The provision has been since reenacted in substantially the same
terms. Mass.Stats., 1866, c. 260; 1870, c. 393, § 1, cl. 3;
Pub.Stats. 1882, p. 987, c. 169, § 18, cl. 3. And in the case
of
Commonwealth v. Scott, 123 Mass. 239, where the
indictment against the defendants was for breaking and entering a
house in the nighttime with intent to commit larceny therein, none
of the defendants testified at the trial, and the prosecuting
attorney, in his closing argument, commented upon this fact, when
the counsel for the defendants interrupted him and asked the judge
to rule that the fact that the defendants did not testify could not
be commented on by the government; but the judge, having first
stated the law that the fact that they did not testify did not
create any presumption against them, ruled that inasmuch as the
matter had been referred to by their counsel, the prosecuting
attorney had a right to comment on the reasons given for their not
going upon the stand and testifying in their behalf, and also to
give the reasons which the government contended really existed for
their not testifying, and permitted the prosecuting attorney
Page 149 U. S. 69
to proceed in his comments.
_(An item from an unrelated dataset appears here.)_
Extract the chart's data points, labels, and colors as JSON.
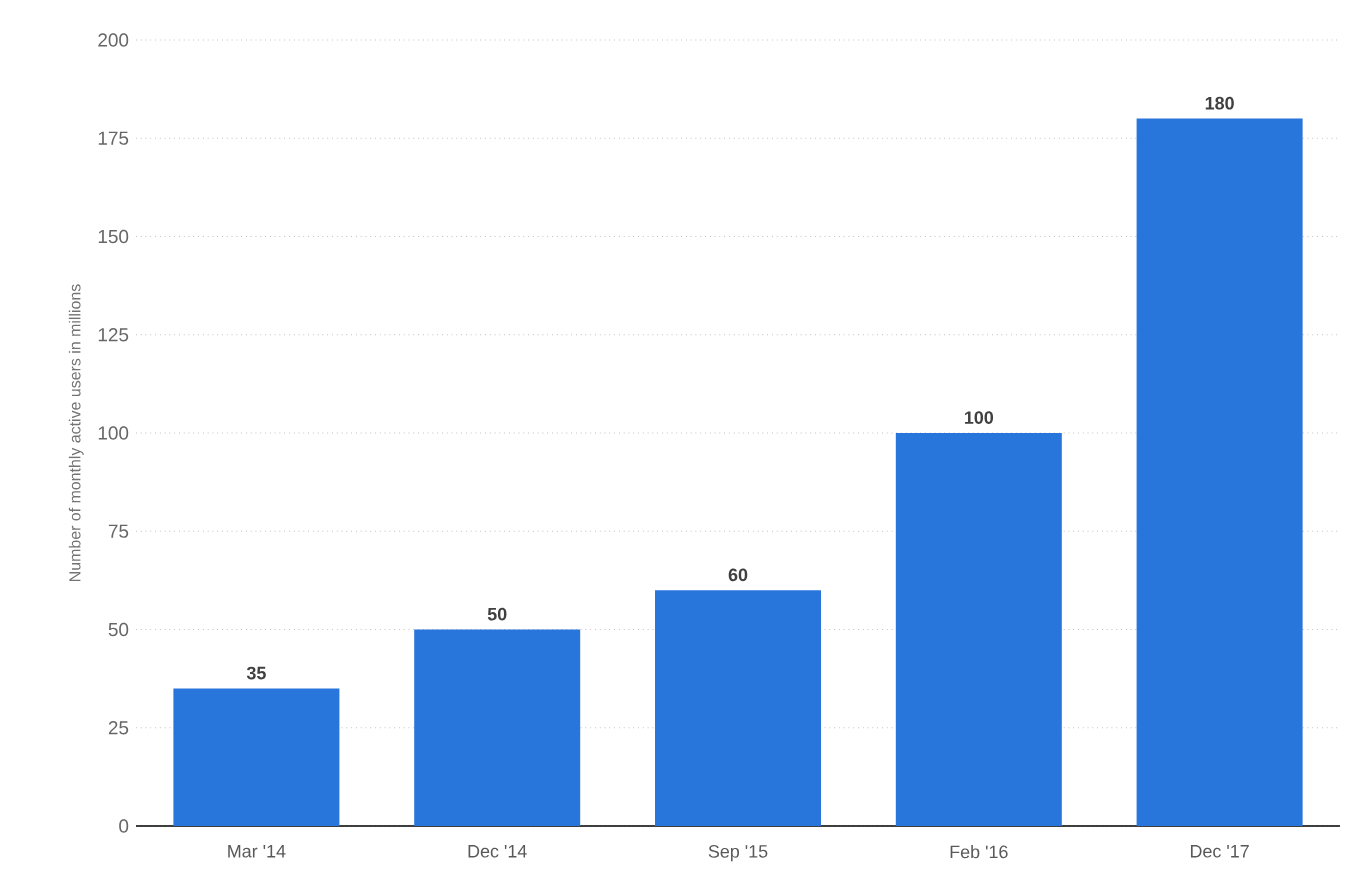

The jury having rendered a verdict
of guilty, the defendants alleged exceptions, and the case went to
the Supreme Judicial Court of the commonwealth. The Chief Justice,
in delivering the opinion of the court, after referring to the fact
that the government had no right to interrogate a person accused of
crime or to compel him to testify, but was bound to sustain its
charge by independent evidence, observed that
"the statutes allowing persons charged with the commission of
crimes or offenses to testify in their own behalf were passed for
their benefit and protection, and clearly recognize their
constitutional privilege by providing that their neglect or refusal
to testify shall not create any presumption against them."
And, again:
"The course of the closing argument for the prosecution tended
to persuade the jury that the omission of the defendants to testify
implied an admission or a consciousness of the crime charged, and
the presiding judge, in permitting such a course of argument
against the objection of the defendants and in ruling that the
prosecuting attorney had a right to comment on the reasons which
the defendants' counsel gave for their not going upon the stand and
testifying in their behalf, and also to give the reasons which the
government contended really existed for their not testifying,
committed an error which was manifestly prejudicial to the
defendants, and which obliges this court to set aside the verdict
and order a new trial."
The Criminal Code of Illinois, after providing that in criminal
cases the accused may, on his own motion, testify in the case,
declares in a proviso that
"his neglect to testify shall not create any presumption against
him, nor shall the court permit any reference or comment to be made
to or upon such neglect."
In the case of
Austin v. People, 102 Ill. 261, 264, a
reference had been made to the neglect of the accused to testify
both in the opening and concluding argument for the prosecution,
and the court, in setting aside the verdict of guilty which was
rendered in that case, said:
"When the statute says that no presumption against the accused
shall be created
Page 149 U. S. 70
by his neglect to testify, it clearly meant that in cases where
the defendant should not choose to avail himself of the privilege
offered by the statute, the trial should be conducted in the same
manner and upon the same presumptions as if the statute had not
been passed."
And again:
"We do not see how this statute can be completely enforced
unless it be adopted as a rule of practice that such improper and
forbidden reference by counsel for the prosecution shall be
regarded as good ground for a new trial in all cases where the
proofs of guilt are not so clear and conclusive that the court can
say affirmatively the accused could not have been harmed from that
cause."
This view of the effect of the objections taken to the course of
the district attorney, and to the failure of the court to properly
condemn it, renders it unnecessary to consider any other alleged
errors.
The judgment must be reversed and the cause remanded with
directions to award a new trial, and it is so ordered.